Large-scale AI model training is constrained by regional grid capacity, necessitating cross-regional datacenter collaboration. However, a fundamental trade-off exists between heterogeneous power supply and inter-site communication latency—yet existing approaches typically assume homogeneous electricity availability, overlooking dynamic variations in both power capacity and network performance across sites. This work proposes a power-cost–inspired dynamic greedy algorithm that jointly models heterogeneous power availability (using real-world Google power traces) and network latency, enabling runtime adaptive site selection guided by marginal gain. The method optimizes the “accuracy–time” efficiency while guaranteeing target accuracy.
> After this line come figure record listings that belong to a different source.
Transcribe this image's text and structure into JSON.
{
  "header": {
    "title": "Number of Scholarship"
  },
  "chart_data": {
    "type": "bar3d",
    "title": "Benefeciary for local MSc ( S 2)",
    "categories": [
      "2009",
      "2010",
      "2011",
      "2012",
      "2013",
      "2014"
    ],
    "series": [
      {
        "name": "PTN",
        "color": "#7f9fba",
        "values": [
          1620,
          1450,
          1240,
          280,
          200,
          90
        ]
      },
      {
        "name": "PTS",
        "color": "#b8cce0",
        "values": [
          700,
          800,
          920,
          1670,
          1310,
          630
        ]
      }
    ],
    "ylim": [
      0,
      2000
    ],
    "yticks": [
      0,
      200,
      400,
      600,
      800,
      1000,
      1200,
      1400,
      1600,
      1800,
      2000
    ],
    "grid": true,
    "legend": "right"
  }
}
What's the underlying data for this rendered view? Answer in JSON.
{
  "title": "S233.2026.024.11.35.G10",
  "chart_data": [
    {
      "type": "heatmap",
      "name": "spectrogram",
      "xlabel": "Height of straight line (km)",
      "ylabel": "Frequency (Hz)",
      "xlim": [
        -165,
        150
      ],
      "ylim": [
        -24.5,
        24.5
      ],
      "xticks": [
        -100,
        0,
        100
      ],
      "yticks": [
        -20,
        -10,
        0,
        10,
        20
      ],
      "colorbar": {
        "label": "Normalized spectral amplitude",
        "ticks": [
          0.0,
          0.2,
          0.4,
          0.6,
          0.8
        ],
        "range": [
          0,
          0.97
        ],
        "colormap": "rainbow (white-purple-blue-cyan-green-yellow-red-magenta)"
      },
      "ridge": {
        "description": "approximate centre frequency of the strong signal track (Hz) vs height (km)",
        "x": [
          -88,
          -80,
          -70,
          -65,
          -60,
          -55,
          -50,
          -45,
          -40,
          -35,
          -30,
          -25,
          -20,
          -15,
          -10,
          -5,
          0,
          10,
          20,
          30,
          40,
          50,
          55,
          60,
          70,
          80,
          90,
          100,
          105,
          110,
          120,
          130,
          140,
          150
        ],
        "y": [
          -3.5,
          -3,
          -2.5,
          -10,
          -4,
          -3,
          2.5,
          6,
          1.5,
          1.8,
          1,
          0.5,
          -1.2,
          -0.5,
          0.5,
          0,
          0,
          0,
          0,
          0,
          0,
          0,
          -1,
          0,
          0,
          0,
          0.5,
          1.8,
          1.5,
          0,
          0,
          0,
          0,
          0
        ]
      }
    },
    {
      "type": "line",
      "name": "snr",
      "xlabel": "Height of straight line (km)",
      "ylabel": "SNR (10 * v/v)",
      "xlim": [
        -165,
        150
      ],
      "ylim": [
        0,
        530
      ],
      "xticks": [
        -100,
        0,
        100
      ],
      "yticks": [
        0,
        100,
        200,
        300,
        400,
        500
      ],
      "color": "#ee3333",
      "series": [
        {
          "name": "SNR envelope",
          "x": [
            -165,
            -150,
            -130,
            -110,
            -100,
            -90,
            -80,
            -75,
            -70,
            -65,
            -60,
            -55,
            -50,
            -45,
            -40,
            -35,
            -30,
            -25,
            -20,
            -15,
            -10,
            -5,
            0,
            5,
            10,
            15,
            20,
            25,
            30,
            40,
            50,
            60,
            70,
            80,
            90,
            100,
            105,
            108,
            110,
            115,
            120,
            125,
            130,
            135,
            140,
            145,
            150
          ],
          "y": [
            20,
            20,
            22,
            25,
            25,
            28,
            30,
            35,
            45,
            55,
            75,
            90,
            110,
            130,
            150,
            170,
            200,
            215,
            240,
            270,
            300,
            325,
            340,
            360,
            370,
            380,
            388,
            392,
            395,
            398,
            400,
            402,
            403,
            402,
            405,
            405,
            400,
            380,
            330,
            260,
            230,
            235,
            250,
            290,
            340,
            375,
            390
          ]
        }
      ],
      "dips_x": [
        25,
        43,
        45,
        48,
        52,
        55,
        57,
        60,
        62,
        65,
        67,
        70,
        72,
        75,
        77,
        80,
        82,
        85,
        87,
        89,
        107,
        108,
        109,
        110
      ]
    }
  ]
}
Experiments on real power data demonstrate that our approach reduces time-to-target-accuracy by up to 50% compared to baseline strategies.

The exponential growth of large-scale AI models has led to computational and power demands that can exceed the capacity of a single data center. This is due to the limited power supplied by regional grids that leads to limited regional computational power. Consequently, distributing training workloads across geographically distributed sites has become essential. However, this approach introduces a significant challenge in the form of communication overhead, creating a fundamental trade-off between the performance gains from accessing greater aggregate power and the performance losses from increased network latency. Although prior work has focused on reducing communication volume or using heuristics for distribution, these methods assume constant homogeneous power supplies and ignore the challenge of heterogeneous power availability between sites. To address the challenge of training large models in power-constrained, geo-distributed environments, we introduce PowerTrip, a system that dynamically selects a subset of sites during runtime to optimize the power-communication trade-off. Specifically, PowerTrip selects sites based on a power-to-cost heuristic, prioritizing those with high power availability and low network latency. PowerTrip employs a dynamic greedy approach and uses the marginal gain in training efficiency, i.e., accuracy improvement per unit of time, to optimize for the number of sites where the performance penalty from network overhead negates the benefit of adding more computational power. Our evaluation, which uses real-world Google power traces to model realistic power capacity constraints, demonstrates that PowerTrip can reduce time-to-accuracy by up to 50% compared to existing baseline policies.